Saturday, September 02, 2006
 
I Haven't Mocked The Metro In A While, So.....
I absquatulated from an informational stand outside the Convention Center Metrolink stop with this $3.00 Metro Guide for Fall 2006. Here it is:

Metro Guide 2006


I cannot believe they put a cover guide on these things. I mean, who would pay $3.00 for these? Since it's the Fall 2006 edition, I can only imagine that you can actually get a subscription, with quarterly editions mailed to your home every season.

But, nah, they've probably got the price and edition date on the cover to skirt some postal regulation regarding the cost of mailing them as periodicals. As a result, we can dwell in the delicious absurdity of a local government organization gaming the regulations of a federal government organization, but that's just good government practice ca. 2006.

For starters, that's a sweet new logo and whatnot....when did Bi-State get a new branding as Metro? It must have happened while I wasn't paying attention or mockery, because I just lost an argument about what the big M stood for. I guess by calling the mass transit system as "Metro," Bi-State has hoped to conflate itself with its more useful counterparts in real cities. One has to wonder how many quarters of its regular losses this image recreation effort would have funded.
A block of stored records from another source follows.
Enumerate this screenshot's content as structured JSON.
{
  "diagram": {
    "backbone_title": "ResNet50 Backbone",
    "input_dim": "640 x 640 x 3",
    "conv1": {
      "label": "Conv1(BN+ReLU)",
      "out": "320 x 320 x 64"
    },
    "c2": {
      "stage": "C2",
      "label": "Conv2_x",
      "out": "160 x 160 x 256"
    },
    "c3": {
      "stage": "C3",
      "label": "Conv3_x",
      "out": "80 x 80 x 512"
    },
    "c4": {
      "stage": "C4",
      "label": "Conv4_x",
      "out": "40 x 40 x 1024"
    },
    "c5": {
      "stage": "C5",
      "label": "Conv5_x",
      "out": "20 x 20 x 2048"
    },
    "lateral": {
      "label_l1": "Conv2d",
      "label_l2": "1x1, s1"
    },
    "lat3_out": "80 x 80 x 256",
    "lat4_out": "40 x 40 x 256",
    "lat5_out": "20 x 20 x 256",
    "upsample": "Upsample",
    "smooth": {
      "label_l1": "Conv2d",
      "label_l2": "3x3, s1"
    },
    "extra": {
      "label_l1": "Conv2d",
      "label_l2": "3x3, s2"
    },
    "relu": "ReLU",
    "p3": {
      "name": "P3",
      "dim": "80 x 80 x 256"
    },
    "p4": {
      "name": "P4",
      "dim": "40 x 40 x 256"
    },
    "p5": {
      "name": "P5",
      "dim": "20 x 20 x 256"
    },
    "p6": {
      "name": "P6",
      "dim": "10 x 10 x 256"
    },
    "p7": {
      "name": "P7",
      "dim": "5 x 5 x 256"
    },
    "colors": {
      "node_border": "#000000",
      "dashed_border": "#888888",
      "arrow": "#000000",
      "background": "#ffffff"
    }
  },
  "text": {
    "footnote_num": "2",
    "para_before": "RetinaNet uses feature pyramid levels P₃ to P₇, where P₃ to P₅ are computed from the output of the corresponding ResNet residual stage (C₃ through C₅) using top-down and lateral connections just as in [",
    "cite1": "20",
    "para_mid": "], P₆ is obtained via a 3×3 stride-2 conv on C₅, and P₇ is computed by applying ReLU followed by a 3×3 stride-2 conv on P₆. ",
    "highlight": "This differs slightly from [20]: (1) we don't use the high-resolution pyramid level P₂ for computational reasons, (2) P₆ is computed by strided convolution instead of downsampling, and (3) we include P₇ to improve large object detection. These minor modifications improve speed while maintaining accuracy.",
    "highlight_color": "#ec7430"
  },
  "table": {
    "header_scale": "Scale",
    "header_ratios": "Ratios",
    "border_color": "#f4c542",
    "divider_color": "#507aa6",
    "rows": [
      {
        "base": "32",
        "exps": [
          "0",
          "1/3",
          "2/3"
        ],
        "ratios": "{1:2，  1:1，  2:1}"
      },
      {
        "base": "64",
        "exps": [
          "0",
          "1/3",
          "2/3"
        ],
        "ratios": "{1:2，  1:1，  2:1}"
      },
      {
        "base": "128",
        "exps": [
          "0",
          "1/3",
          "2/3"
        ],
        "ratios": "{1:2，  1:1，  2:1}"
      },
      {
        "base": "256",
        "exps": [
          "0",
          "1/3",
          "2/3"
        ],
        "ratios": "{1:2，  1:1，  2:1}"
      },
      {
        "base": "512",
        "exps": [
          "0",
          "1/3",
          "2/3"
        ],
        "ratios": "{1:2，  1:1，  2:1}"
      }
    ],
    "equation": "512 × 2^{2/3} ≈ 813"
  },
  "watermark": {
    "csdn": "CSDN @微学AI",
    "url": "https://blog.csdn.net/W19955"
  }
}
Never mind the fiscal responsibility, there's unlimited slush in the pockets of the taxpayers.

I have to wonder about the models on this cover, frankly. I really hope they're stock shots of some sort or another, because I've never seen anyone that excited about riding mass transit. How professional can these models if they actually worked specifically on this project. What did the photographer to say to inspire that reaction? "Imagine your train is on time! Yeah, baby, that's it, and there's a seat in it....and the seat is not wet with some unknown but too-imaginable fluid! Go with it!"

Even with a paycheck at the end of the day to fantasize about, that's some amount of excitement. But in all of the print modeling and commercial acting work, my paychecks haven't been that much anyway, so perhaps I need to get another agent. Or any agent.

Then I recognized how this cover really does capture the zeitgeist of mass transit ridership:
  • The gentleman on the left isn't dancing with joy--he's using kung fu on would-be muggers.

  • The woman second from the left has finally reached that point where she's decided, after a particularly harsh breakup with the Clayton attorney she's lived with for two and a half years and for whom she endured an abortion, to end it all; how serene she appears when leaping in front of the Eastbound train.

  • The center woman, an obvious amputee, is happy to have survived the derailment and to have settled out of court with Metro.

  • The two figures on the right; they're falling forward, arms splayed out and in a grimace of pain as though they've been shot in the back by unknown assailants while trying to flee.
Aside from that, the one message I take from this cover recognizes the diversity. We have:
  • A black man.
  • A white woman.
  • A hispanic woman.
  • A black woman.
  • An Asian gentleman.
I get it.

White men are not welcome on the Metrolink


Comments:
They had a white guy at the photo shoot, but since white men can't jump, his picture looked out of line with the others, and they had to leave him off the cover.